Aware that the United States is already training local police forces in Iraq, Mr. Pashtun said, "The Americans are learning from their experience in Afghanistan and are applying the lessons in Iraq."

Mr. Pashtun has already brought a new businesslike tone to the governor's office. Government officials, armed with rolls of planning papers and documents, shuttle in and out of his office for rapid meetings.

Gone are the turbaned elders and strongmen who used to fill the rooms and courtyards, waiting for handouts from the previous governor, Gul Agha Shirzai. "His pockets were deep," one local official said of the previous governor.

The former governor reaped millions of dollars from customs duties at the nearby border with Pakistan, but Mr. Pashtun is sending the customs duties to Kabul, United Nations officials say.

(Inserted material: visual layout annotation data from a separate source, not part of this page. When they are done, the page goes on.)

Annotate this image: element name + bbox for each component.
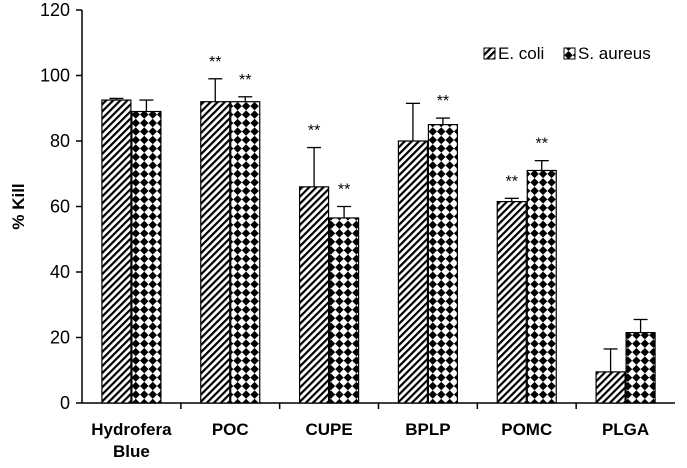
- bar-diamond-checker: [427, 124, 459, 404]
- bar-diamond-checker: [131, 110, 162, 404]
- bar-diamond-checker: [625, 331, 656, 404]
- y-tick-label: 120: [40, 0, 70, 20]
- legend-label: S. aureus: [578, 44, 651, 63]
- y-tick-label: 100: [40, 66, 70, 86]
- significance-marker: **: [209, 54, 221, 71]
- y-tick-label: 40: [50, 262, 70, 282]
- bar-diamond-checker: [230, 101, 261, 404]
- category-label: POMC: [501, 420, 552, 439]
- bar-diamond-checker: [328, 217, 360, 404]
- category-label: BPLP: [405, 420, 450, 439]
- bar-diagonal-hatch: [496, 200, 527, 404]
- category-label: Blue: [113, 442, 150, 461]
- category-label: PLGA: [602, 420, 649, 439]
- category-label: POC: [212, 420, 249, 439]
- y-tick-label: 0: [60, 393, 70, 413]
- y-tick-label: 20: [50, 328, 70, 348]
- bar-diagonal-hatch: [595, 371, 626, 404]
- legend-swatch-diamond-checker: [563, 47, 576, 60]
- bar-diagonal-hatch: [200, 101, 231, 404]
- legend-label: E. coli: [498, 44, 544, 63]
- bar-diamond-checker: [526, 169, 557, 404]
- y-tick-label: 80: [50, 131, 70, 151]
- bar-diagonal-hatch: [101, 99, 132, 404]
- bar-diagonal-hatch: [397, 140, 429, 404]
- significance-marker: **: [338, 182, 350, 199]
- category-label: CUPE: [305, 420, 352, 439]
- significance-marker: **: [239, 72, 251, 89]
- significance-marker: **: [506, 173, 518, 190]
- significance-marker: **: [536, 136, 548, 153]
- significance-marker: **: [308, 123, 320, 140]
- y-tick-label: 60: [50, 197, 70, 217]
- y-axis-title: % Kill: [9, 183, 28, 229]
- category-label: Hydrofera: [91, 420, 172, 439]
- significance-marker: **: [437, 93, 449, 110]
- legend-swatch-diagonal-hatch: [483, 47, 496, 60]
- bar-diagonal-hatch: [298, 186, 330, 404]
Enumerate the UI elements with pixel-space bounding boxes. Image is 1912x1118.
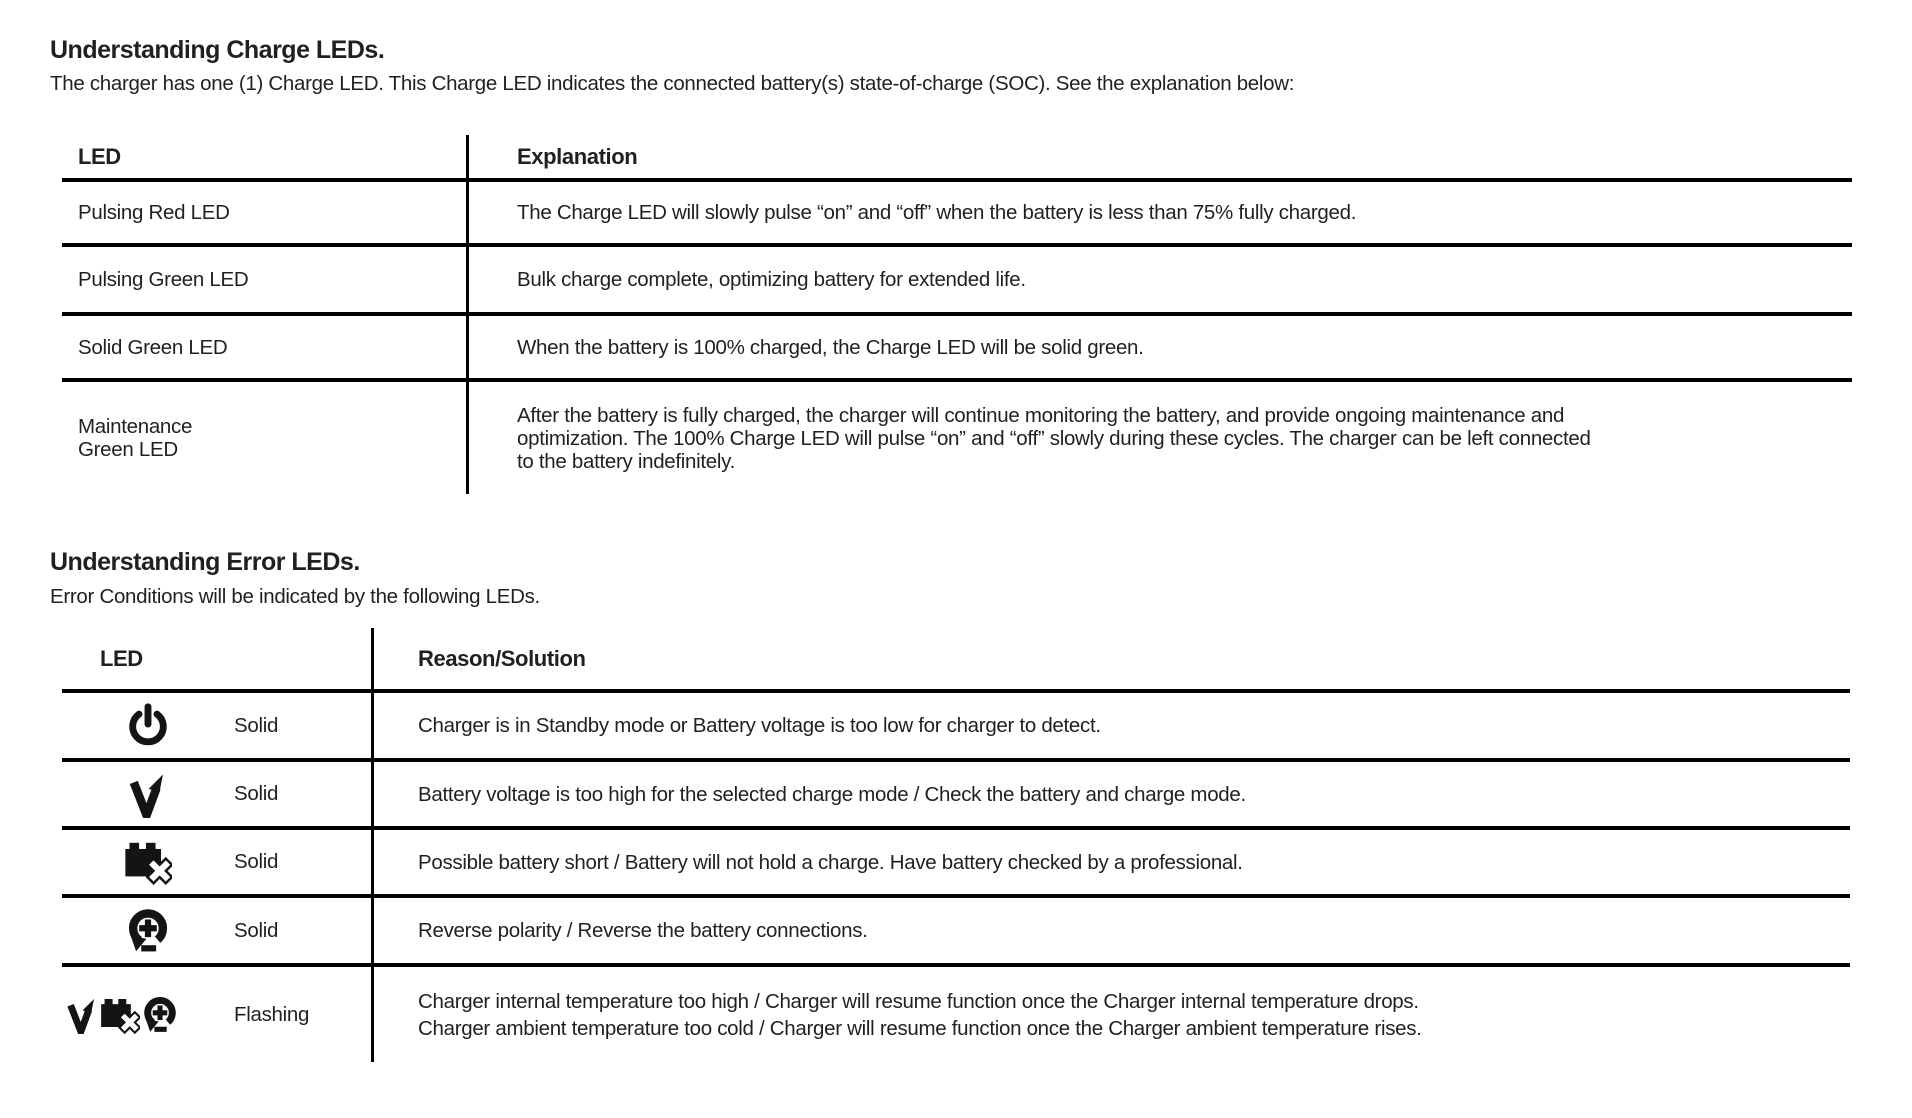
led-behavior-label: Solid: [234, 918, 279, 942]
battery-fault-icon: [124, 841, 172, 885]
reason-solution: Charger is in Standby mode or Battery vo…: [371, 693, 1850, 758]
voltage-icon: [128, 771, 168, 818]
led-behavior-label: Flashing: [234, 1002, 310, 1026]
led-state-label: Solid Green LED: [78, 335, 228, 359]
led-explanation: After the battery is fully charged, the …: [466, 382, 1852, 494]
reason-solution: Reverse polarity / Reverse the battery c…: [371, 898, 1850, 963]
reverse-polarity-icon: [142, 996, 178, 1034]
reason-solution: Charger internal temperature too high / …: [371, 967, 1850, 1062]
voltage-icon: [66, 996, 98, 1034]
explanation-line: optimization. The 100% Charge LED will p…: [517, 426, 1591, 450]
power-icon: [125, 703, 171, 749]
table-row: Pulsing Red LED The Charge LED will slow…: [62, 182, 1852, 247]
explanation-line: After the battery is fully charged, the …: [517, 403, 1565, 427]
led-state-line: Green LED: [78, 438, 178, 461]
error-table-header-row: LED Reason/Solution: [62, 628, 1850, 693]
led-explanation: The Charge LED will slowly pulse “on” an…: [466, 182, 1852, 243]
reason-solution: Possible battery short / Battery will no…: [371, 830, 1850, 894]
reverse-polarity-icon: [126, 908, 170, 954]
table-row: Solid Reverse polarity / Reverse the bat…: [62, 898, 1850, 967]
charge-table-explanation-header: Explanation: [466, 135, 1852, 178]
charge-table-header-row: LED Explanation: [62, 135, 1852, 182]
table-row: Solid Possible battery short / Battery w…: [62, 830, 1850, 898]
reason-line: Charger ambient temperature too cold / C…: [418, 1016, 1422, 1040]
led-state-label: Pulsing Red LED: [78, 201, 230, 224]
explanation-line: to the battery indefinitely.: [517, 449, 735, 473]
led-behavior-label: Solid: [234, 713, 279, 737]
reason-line: Charger internal temperature too high / …: [418, 989, 1419, 1013]
charge-led-table: LED Explanation Pulsing Red LED The Char…: [62, 135, 1852, 494]
error-table-reason-header: Reason/Solution: [371, 628, 1850, 689]
reason-solution: Battery voltage is too high for the sele…: [371, 762, 1850, 826]
charge-section-title: Understanding Charge LEDs.: [50, 36, 385, 64]
led-behavior-label: Solid: [234, 850, 279, 873]
led-explanation: Bulk charge complete, optimizing battery…: [466, 247, 1852, 312]
error-led-table: LED Reason/Solution Solid Charger is in …: [62, 628, 1850, 1062]
error-table-led-header: LED: [100, 645, 143, 671]
led-state-label: Pulsing Green LED: [78, 268, 249, 291]
charge-section-intro: The charger has one (1) Charge LED. This…: [50, 72, 1295, 95]
led-state-label: Maintenance Green LED: [62, 382, 466, 494]
error-section-title: Understanding Error LEDs.: [50, 548, 360, 576]
table-row: Pulsing Green LED Bulk charge complete, …: [62, 247, 1852, 316]
table-row: Flashing Charger internal temperature to…: [62, 967, 1850, 1062]
error-section-intro: Error Conditions will be indicated by th…: [50, 585, 540, 608]
battery-fault-icon: [100, 997, 140, 1034]
table-row: Solid Battery voltage is too high for th…: [62, 762, 1850, 830]
table-row: Maintenance Green LED After the battery …: [62, 382, 1852, 494]
led-explanation: When the battery is 100% charged, the Ch…: [466, 316, 1852, 378]
led-state-line: Maintenance: [78, 415, 193, 438]
table-row: Solid Green LED When the battery is 100%…: [62, 316, 1852, 382]
charge-table-led-header: LED: [78, 143, 121, 169]
led-behavior-label: Solid: [234, 782, 279, 805]
table-row: Solid Charger is in Standby mode or Batt…: [62, 693, 1850, 762]
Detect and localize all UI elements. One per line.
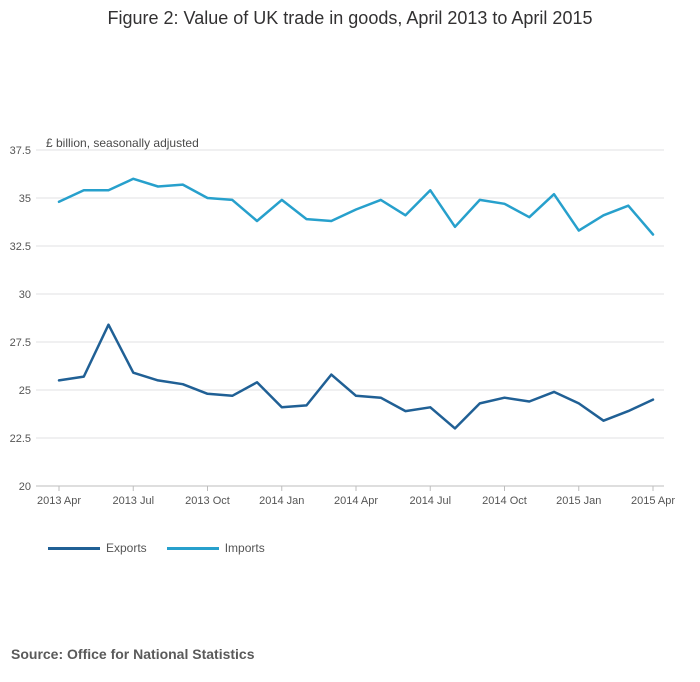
y-tick-30: 30: [19, 289, 31, 301]
y-tick-37.5: 37.5: [10, 145, 31, 157]
x-tick-2014-apr: 2014 Apr: [334, 495, 378, 507]
x-tick-2014-jul: 2014 Jul: [409, 495, 451, 507]
source-note: Source: Office for National Statistics: [11, 646, 255, 662]
legend-item-exports[interactable]: Exports: [48, 541, 147, 555]
y-axis-label: £ billion, seasonally adjusted: [46, 136, 199, 150]
chart-title: Figure 2: Value of UK trade in goods, Ap…: [107, 8, 593, 28]
y-tick-32.5: 32.5: [10, 241, 31, 253]
legend-swatch-exports: [48, 546, 100, 550]
series-line-imports: [57, 177, 655, 236]
y-tick-27.5: 27.5: [10, 337, 31, 349]
legend-swatch-imports: [166, 546, 219, 550]
series-line-exports: [57, 323, 655, 430]
x-tick-2013-jul: 2013 Jul: [112, 495, 154, 507]
series-lines: [57, 177, 655, 430]
x-axis: [36, 485, 664, 491]
x-tick-2014-jan: 2014 Jan: [259, 495, 304, 507]
x-tick-2013-apr: 2013 Apr: [37, 495, 81, 507]
y-tick-20: 20: [19, 481, 31, 493]
x-tick-2014-oct: 2014 Oct: [482, 495, 527, 507]
x-tick-2015-jan: 2015 Jan: [556, 495, 601, 507]
grid-lines: [36, 149, 664, 439]
legend-label-exports: Exports: [106, 541, 147, 555]
x-tick-labels: 2013 Apr 2013 Jul 2013 Oct 2014 Jan 2014 Apr…: [37, 495, 675, 507]
y-tick-22.5: 22.5: [10, 433, 31, 445]
legend-item-imports[interactable]: Imports: [166, 541, 265, 555]
x-tick-2013-oct: 2013 Oct: [185, 495, 230, 507]
legend: Exports Imports: [48, 541, 265, 555]
y-tick-35: 35: [19, 193, 31, 205]
y-tick-25: 25: [19, 385, 31, 397]
legend-label-imports: Imports: [224, 541, 265, 555]
y-tick-labels: 20 22.5 25 27.5 30 32.5 35 37.5: [10, 145, 31, 493]
x-tick-2015-apr: 2015 Apr: [631, 495, 675, 507]
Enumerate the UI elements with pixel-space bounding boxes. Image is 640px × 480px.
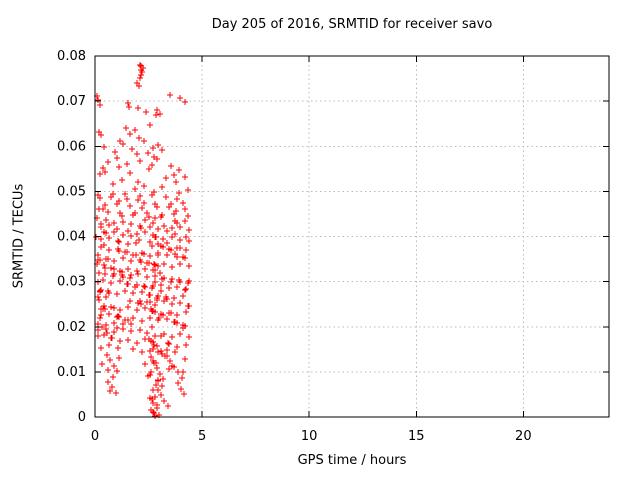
y-tick-label: 0.01: [57, 365, 86, 380]
y-tick-label: 0.08: [57, 49, 86, 64]
y-tick-label: 0.05: [57, 184, 86, 199]
y-tick-label: 0.03: [57, 275, 86, 290]
y-tick-label: 0.02: [57, 320, 86, 335]
x-tick-label: 10: [301, 429, 318, 444]
x-tick-label: 0: [91, 429, 99, 444]
y-tick-label: 0.07: [57, 94, 86, 109]
x-tick-label: 15: [408, 429, 425, 444]
y-tick-label: 0: [78, 410, 86, 425]
x-tick-label: 20: [515, 429, 532, 444]
y-tick-label: 0.04: [57, 230, 86, 245]
x-tick-label: 5: [198, 429, 206, 444]
y-tick-label: 0.06: [57, 139, 86, 154]
chart-title: Day 205 of 2016, SRMTID for receiver sav…: [211, 17, 493, 32]
x-axis-label: GPS time / hours: [297, 453, 407, 468]
scatter-points: [93, 62, 192, 419]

That move should improve relations with the central government, but it will upset tribal leaders used to handouts for their communities, and it leaves Mr. Pashtun dependent on the notoriously slow and indifferent Kabul authorities for budget and reconstruction.

Aid agencies complain that they cannot drive on even the main highways between the provincial capitals for fear of attacks by gunmen, since aid workers and government officials have been the targets of the suspected Taliban guerrillas.

The Voluntary Association for the Rehabilitation of Afghanistan, an Afghan agricultural aid agency, stopped working in Helmand Province, west of Kandahar, after two of its staff members were shot and killed in September.

In the other provinces the association's workers, all Afghans, travel by public transport, without any documents to connect them with their work, said Najmuddin Mojadedi, the group's director.

Since last year, the number of foreign aid agencies operating in Kandahar is down to only 6 or 7 from 24 that operated here last year, and none of them work in the neediest, most remote areas.

Mr. Pashtun reckons he has six months to turn things around or the situation will deteriorate beyond control. "At the moment there is a vicious circle, no security and so no development," he said. "The Taliban want that to create more discontent. I have to break this vicious circle, bring more security and make a bigger ground for development."

He wants major assistance to train and equip and pay a police force of 2,000 officers within six months to provide enough security for Afghan aid agencies to reach remote districts in the region. The international aid agencies would wait longer, he said.

Funds have been promised by the United States, and there are plans for a police training center in Kandahar. But, Mr. Pashtun said, "so far I am talking philosophy — it needs more action."